The primary efficacy endpoint was percentage change from baseline in primary
generalized tonic-clonic seizures. For the intent-to-treat population, the median
percent reduction of primary generalized tonic-clonic seizures was 66% in patients
treated with LAMICTAL and 34% on placebo, a difference that was statistically
significant (p = 0.006).
Bipolar Disorder
The effectiveness of LAMICTAL in the maintenance treatment of Bipolar I Disorder was established in 2 multicenter, double-blind, placebo-controlled studies in adult patients who met DSM-IV criteria for Bipolar I Disorder. Study 1 enrolled patients with a current or recent (within 60 days) depressive episode as defined by DSM-IV and Study 2 included patients with a current or recent (within 60 days) episode of mania or hypomania as defined by DSM-IV. Both studies included a cohort of patients (30% of 404 patients in Study 1 and 28% of 171 patients in Study 2) with rapid cycling Bipolar Disorder (4 to 6 episodes per year).
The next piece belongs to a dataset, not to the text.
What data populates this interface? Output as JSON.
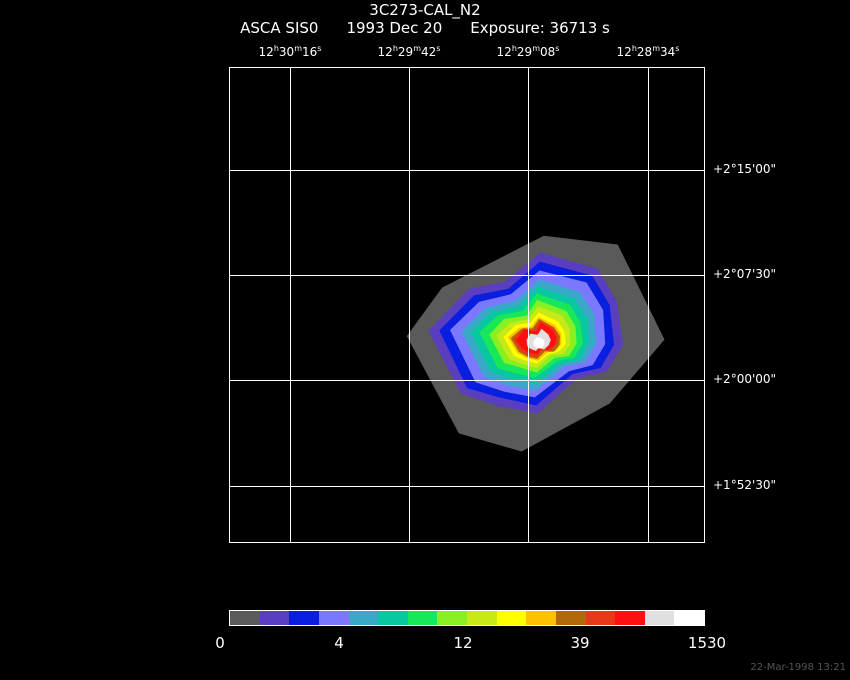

In both studies, patients were titrated to a target dose of 200 mg of LAMICTAL, as addon therapy or as monotherapy, with gradual withdrawal of any psychotropic medications during an 8- to 16-week open-label period. Overall 81% of 1,305 patients participating in the open-label period were receiving 1 or more other psychotropic medications, including benzodiazepines, selective serotonin reuptake inhibitors (SSRIs), atypical antipsychotics (including olanzapine), valproate, or lithium, during titration of LAMICTAL. Patients with a CGI-severity score of 3 or less maintained for at least 4 continuous weeks, including at least the final week on monotherapy with LAMICTAL, were randomized to a placebo-controlled, double-blind treatment period for up to 18 months. The primary endpoint was TIME (time to intervention for a mood episode or one that was emerging, time to discontinuation for either an adverse event that was judged to be related to Bipolar Disorder, or for lack of efficacy). The mood episode could be depression, mania, hypomania, or a mixed episode.
In Study 1, patients received double-blind monotherapy with LAMICTAL 50 mg/day (n = 50), LAMICTAL 200 mg/day (n = 124), LAMICTAL 400 mg/day (n = 47), or placebo (n = 121). LAMICTAL (200- and 400-mg/day treatment groups combined) was superior to placebo in delaying the time to occurrence of a mood episode. Separate analyses of the 200- and 400-mg/day dose groups revealed no added benefit from the higher dose.
In Study 2, patients received double-blind monotherapy with LAMICTAL (100 to 400 mg/day, n = 59), or placebo (n = 70). LAMICTAL was superior to placebo in delaying time to occurrence of a mood episode. The mean dose of LAMICTAL was about 211 mg/day.
Although these studies were not designed to separately evaluate time to the occurrence of depression or mania, a combined analysis for the 2 studies revealed a statistically significant benefit for LAMICTAL over placebo in delaying the time to occurrence of both depression and mania, although the finding was more robust for depression.